It’s amazing to me the way God speaks through His Word. Sixty-six books written over the span of hundreds of years by scores of authors in a myriad of different contexts and circumstances all with one central theme.
I was reminded of this yet again today. This morning, I was reading in the Old Testament book of Daniel and the New Testament book of Hebrews. At first glance, it seems like these two book have little in common. One centers around a man’s life while in exile in a place very foreign to him and the other stresses the superiority of Christ. They were written hundreds years apart in very different circumstances. Yet, upon a closer look, they both emphasize the importance of faithfulness in the face of temptation and pressure to do something else.
Throughout the book of Daniel, we read of a quartet of young Jewish exiles who are growing up and growing old in Babylon. Over the years, they forsake the king’s food, refuse to bow down and worship his statue, and hold fast in the worship of their God in face of constant threats and opposition. The culture around them pushes them to worship one way, yet their hearts remain true to the one true God.
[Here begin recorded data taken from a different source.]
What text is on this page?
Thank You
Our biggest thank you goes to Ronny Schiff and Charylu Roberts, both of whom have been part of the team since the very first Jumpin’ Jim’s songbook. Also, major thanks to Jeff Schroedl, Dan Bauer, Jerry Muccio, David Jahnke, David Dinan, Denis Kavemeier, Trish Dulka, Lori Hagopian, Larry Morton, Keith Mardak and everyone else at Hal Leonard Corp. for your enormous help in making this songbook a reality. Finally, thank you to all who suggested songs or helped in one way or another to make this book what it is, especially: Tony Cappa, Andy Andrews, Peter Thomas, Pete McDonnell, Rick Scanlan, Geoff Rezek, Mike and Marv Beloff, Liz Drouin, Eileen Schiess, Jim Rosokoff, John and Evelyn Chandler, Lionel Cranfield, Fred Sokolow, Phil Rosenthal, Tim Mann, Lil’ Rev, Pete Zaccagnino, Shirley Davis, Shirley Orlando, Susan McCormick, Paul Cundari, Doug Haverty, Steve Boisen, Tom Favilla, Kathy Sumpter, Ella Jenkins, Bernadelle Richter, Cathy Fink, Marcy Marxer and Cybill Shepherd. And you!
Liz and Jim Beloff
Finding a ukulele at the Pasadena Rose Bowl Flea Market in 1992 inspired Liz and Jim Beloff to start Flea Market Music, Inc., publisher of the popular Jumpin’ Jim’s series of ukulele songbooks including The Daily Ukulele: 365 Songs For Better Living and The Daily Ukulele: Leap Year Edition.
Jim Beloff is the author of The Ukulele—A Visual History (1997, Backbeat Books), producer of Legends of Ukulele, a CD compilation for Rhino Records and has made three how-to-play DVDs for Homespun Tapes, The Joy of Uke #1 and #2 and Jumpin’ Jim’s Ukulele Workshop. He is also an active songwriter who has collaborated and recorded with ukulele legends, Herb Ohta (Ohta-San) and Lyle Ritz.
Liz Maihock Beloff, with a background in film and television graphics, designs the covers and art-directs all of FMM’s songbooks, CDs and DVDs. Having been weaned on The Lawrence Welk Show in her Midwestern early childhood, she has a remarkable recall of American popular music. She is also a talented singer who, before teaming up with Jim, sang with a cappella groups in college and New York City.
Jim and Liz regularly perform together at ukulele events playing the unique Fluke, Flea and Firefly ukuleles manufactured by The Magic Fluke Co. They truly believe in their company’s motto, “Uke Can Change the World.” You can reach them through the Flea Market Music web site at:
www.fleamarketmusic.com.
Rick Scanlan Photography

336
The book of Hebrews is also written to people being pressured to forsake their faith in Jesus. They are being beckoned to walk away and to worship in some other way. The author of this letter goes to great lengths to encourage his readers to hold fast to Jesus because He is superior in every way to anything they had ever known.
The correlation between these two very different writings struck me afresh this morning as I read of Daniel’s insistence to continue to pray to God in the manner in which he was accustomed. He did so knowing it would jeopardize his life. He refused to waver in his faith. He clung to what he knew to be right, even in the face of an incredible amount of pressure. As he did so, God not only delivered him from the lion’s den, but He also revealed to him a vision that concluded with this promise:
“And the kingdom and the dominion and the greatness of the kingdoms under the whole heaven shall be given to the people of the saints of the Most High; his kingdom shall be an everlasting kingdom, and all dominions shall serve and obey him.’” (Daniel 7:27 ESV)
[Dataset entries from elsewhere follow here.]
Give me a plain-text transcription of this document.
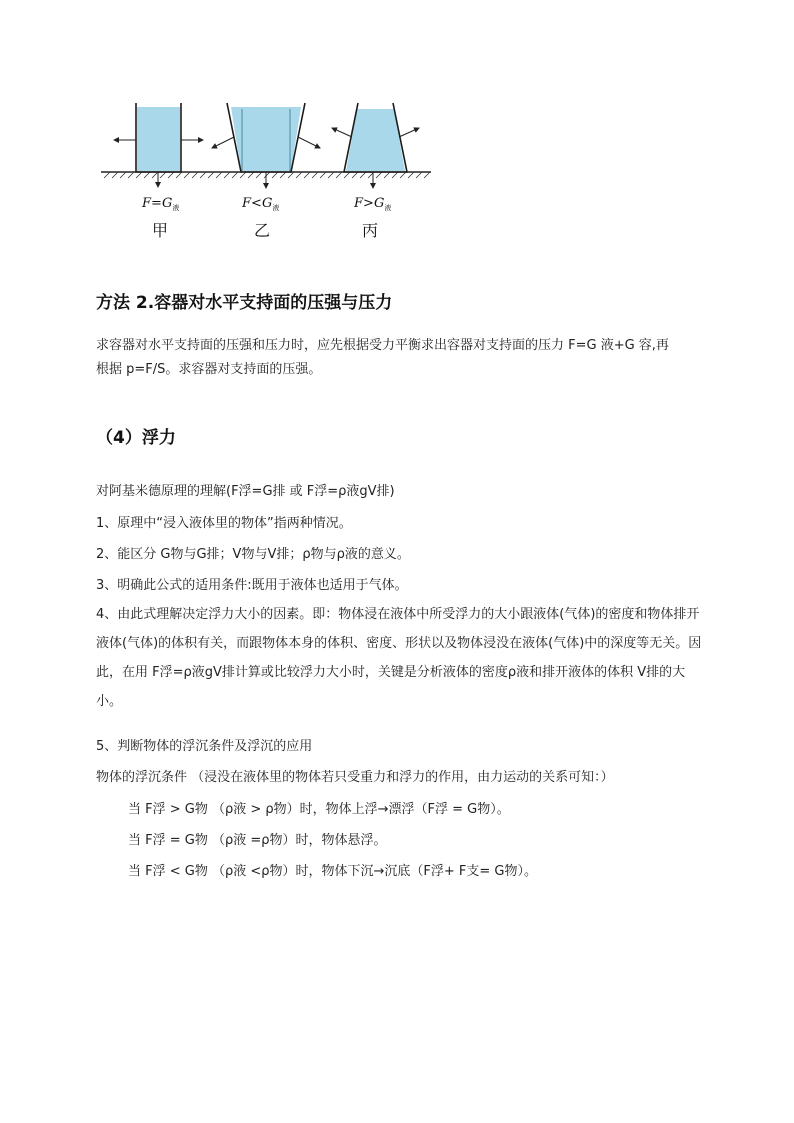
$F=G_液$
甲
$F<G_液$
乙
$F>G_液$
丙
方法 2.容器对水平支持面的压强与压力
求容器对水平支持面的压强和压力时，应先根据受力平衡求出容器对支持面的压力 F=G 液+G 容,再
根据 p=F/S。求容器对支持面的压强。
（4）浮力
对阿基米德原理的理解(F浮=G排 或 F浮=ρ液gV排)
1、原理中“浸入液体里的物体”指两种情况。
2、能区分 G物与G排；V物与V排；ρ物与ρ液的意义。
3、明确此公式的适用条件:既用于液体也适用于气体。
4、由此式理解决定浮力大小的因素。即：物体浸在液体中所受浮力的大小跟液体(气体)的密度和物体排开液体(气体)的体积有关，而跟物体本身的体积、密度、形状以及物体浸没在液体(气体)中的深度等无关。因此，在用 F浮=ρ液gV排计算或比较浮力大小时，关键是分析液体的密度ρ液和排开液体的体积 V排的大小。
5、判断物体的浮沉条件及浮沉的应用
物体的浮沉条件 （浸没在液体里的物体若只受重力和浮力的作用，由力运动的关系可知：）
当 F浮 > G物 （ρ液 > ρ物）时，物体上浮→漂浮（F浮 = G物）。
当 F浮 = G物 （ρ液 =ρ物）时，物体悬浮。
当 F浮 < G物 （ρ液 <ρ物）时，物体下沉→沉底（F浮+ F支= G物）。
Daniel stood fast and drew encouragement by the promise that God would prevail.
As I turned several hundred pages (and several hundred years ) forward in my Bible to the book of Hebrews, I read of the marvelous provision of Jesus and its sole sufficiency to save us from sin and judgment. Despite pressure to look in some other direction, Hebrews reminds us to cling to Jesus and to salvation only He can offer. And, it challenges us to encourage others to do the same, especially in times where pressure mounts to do otherwise. Towards the end of the tenth chapter, the author writes:
“Therefore, brothers, since we have confidence to enter the holy places by the blood of Jesus, by the new and living way that he opened for us through the curtain, that is, through his flesh, and since we have a great priest over the house of God, let us draw near with a true heart in full assurance of faith, with our hearts sprinkled clean from an evil conscience and our bodies washed with pure water. Let us hold fast the confession of our hope without wavering, for he who promised is faithful. And let us consider how to stir up one another to love and good works, not neglecting to meet together, as is the habit of some, but encouraging one another, and all the more as you see the Day drawing near.” (Hebrews 10:19-25 ESV, emphasis added)
The pressure to walk away is real. The voices calling us to quit are loud. The temptation to give up is alluring. Constantly struggling against the winds of culture can be tiring. Yet, Daniel’s example challenges us to press on and to hold fast, even in the face of opposition. His vision encourages us with the hope of Jesus’ ultimate victory. The words of Hebrews remind us that Jesus is sufficient to bring us into right relationship with God and because of Him, we can stand with confidence. So, we should encourage one another to hold fast even in the midst of the difficult days in which we live.
So, draw strength from these words. Be encouraged by them. Words written hundreds of years apart by different men in the midst of different circumstances, yet united in a message of hope and deliverance and in the encouragement that offers.